Foundations for quantum speedups in noisy quantum experiments.

發布日期

June 30, 2026

研究中心

量子計算研究所

主題

Quantum Computing

日程

  • 活動時間

    July 03, 2026, 10am (Taipei time)

  • 演講者

    Ishaan Kannan

  • 單位

    Harvard

Abstract

In recent years, quantum learning theory has been centered around the thesis that quantum information processing can enable experimental discoveries that would otherwise be impossible. Early results established worst-case exponential quantum speedups for estimating properties of quantum systems, but realizing these speedups in near-term experiments has remained a major challenge.

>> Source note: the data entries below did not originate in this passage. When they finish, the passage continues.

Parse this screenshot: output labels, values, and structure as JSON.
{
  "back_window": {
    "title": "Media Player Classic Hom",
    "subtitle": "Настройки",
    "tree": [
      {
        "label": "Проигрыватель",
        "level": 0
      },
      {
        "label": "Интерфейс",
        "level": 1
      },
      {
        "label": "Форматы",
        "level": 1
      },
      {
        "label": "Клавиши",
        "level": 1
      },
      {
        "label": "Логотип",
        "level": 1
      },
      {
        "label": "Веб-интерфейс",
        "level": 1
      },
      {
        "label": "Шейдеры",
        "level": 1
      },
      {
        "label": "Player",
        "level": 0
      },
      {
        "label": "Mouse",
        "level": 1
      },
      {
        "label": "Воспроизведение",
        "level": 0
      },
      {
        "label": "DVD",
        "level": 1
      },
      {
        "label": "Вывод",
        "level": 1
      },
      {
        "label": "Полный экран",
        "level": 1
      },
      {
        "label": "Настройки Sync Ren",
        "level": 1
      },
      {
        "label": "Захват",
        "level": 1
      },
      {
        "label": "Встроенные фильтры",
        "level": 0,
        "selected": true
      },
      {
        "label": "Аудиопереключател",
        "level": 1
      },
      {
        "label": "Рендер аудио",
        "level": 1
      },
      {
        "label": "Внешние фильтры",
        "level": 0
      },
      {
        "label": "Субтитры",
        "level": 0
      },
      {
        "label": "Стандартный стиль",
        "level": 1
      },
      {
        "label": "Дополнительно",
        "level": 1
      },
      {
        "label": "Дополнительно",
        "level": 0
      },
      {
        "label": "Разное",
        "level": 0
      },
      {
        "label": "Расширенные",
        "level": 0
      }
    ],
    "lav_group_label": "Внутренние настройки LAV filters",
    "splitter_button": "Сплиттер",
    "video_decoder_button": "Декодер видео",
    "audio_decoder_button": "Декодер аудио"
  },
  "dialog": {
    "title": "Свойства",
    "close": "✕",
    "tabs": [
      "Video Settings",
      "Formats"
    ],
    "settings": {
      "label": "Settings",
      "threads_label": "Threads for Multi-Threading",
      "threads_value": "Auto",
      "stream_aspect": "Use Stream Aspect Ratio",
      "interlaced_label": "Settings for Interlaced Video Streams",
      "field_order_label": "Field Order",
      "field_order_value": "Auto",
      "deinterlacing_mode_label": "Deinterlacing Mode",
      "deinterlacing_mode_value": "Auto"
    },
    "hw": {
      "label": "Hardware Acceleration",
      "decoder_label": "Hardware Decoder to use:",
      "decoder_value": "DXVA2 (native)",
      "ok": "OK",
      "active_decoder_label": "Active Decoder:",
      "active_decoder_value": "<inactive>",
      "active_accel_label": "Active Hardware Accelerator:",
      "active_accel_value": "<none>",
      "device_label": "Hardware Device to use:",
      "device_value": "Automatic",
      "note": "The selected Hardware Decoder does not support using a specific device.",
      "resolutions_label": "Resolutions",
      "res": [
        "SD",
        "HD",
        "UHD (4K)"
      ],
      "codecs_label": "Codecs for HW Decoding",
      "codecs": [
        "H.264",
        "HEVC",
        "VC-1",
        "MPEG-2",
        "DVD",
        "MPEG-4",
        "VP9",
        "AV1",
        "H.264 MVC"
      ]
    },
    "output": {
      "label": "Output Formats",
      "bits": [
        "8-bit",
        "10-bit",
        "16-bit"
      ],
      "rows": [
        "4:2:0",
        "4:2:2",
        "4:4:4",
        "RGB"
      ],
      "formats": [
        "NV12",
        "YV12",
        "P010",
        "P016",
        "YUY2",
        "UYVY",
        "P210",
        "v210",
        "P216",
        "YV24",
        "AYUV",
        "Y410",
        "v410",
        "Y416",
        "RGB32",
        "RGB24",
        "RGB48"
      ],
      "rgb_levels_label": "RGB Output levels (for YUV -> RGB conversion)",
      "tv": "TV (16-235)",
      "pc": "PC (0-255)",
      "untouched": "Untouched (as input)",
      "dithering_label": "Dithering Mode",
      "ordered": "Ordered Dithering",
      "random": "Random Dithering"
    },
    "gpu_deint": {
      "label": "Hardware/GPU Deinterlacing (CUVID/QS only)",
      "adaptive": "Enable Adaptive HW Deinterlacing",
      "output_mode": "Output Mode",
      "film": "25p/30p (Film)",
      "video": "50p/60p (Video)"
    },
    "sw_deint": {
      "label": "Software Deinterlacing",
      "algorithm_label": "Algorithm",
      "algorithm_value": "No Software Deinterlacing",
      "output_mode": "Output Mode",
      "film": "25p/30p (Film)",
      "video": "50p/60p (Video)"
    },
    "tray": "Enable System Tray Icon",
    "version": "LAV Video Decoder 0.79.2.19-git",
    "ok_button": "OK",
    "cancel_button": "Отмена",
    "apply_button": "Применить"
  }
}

In this talk, we begin by understanding why: even with fault-tolerant quantum computers, the noise incurred when learning from Nature degrades the very primitives that underlie quantum speedups. We develop a complexity-theoretic framework for quantum experiments in which fault-tolerant devices learn from Nature through noisy couplings, and prove exponential information-theoretic lower bounds on quantum-enhanced learning strategies in this model. The core message is that the ideal assumptions of quantum learning theory are misleading: noise can erase the most prominent canonical quantum speedups. With this more nuanced picture in hand, we then lay out directions toward realizing quantum speedups in realistic experimental settings and make concrete progress on them. We describe how noise instantiates a data-uploading bottleneck unique to quantum mechanics, forcing sophisticated learning procedures to incur severe errors when they must repeatedly act upon unencoded quantum data. However, by leveraging developments in fault-tolerant quantum computation, we show that arbitrary, unknown quantum data can be efficiently uploaded into an encoded quantum memory and processed fault tolerantly. By developing new techniques in quantum learning theory, we prove that this uploading procedure enables the recovery of exponential speedups that are otherwise degraded by the data-uploading bottleneck, enabling quantum learning primitives to operate on data from a wide array of quantum experiments.

Personal information

Ishaan is a first-year graduate student at the Harvard Quantum Initiative advised by Prof. Jordan Cotler. His interests lie in utilizing quantum information processing to power our scientific exploration of the natural world, spanning applications such as chemistry, high-energy physics, and astronomy. Recently, his work has centered on understanding how abstract theoretical insights from quantum sensing and learning theory can be realized as practically meaningful gains in future quantum-enhanced experiments. This includes designing quantum-enhanced experiments that retain quantum advantage in the presence of noise, proposing quantum sensing strategies that leverage near-term quantum devices, and developing learning algorithms for characterizing molecular systems with quantum probes.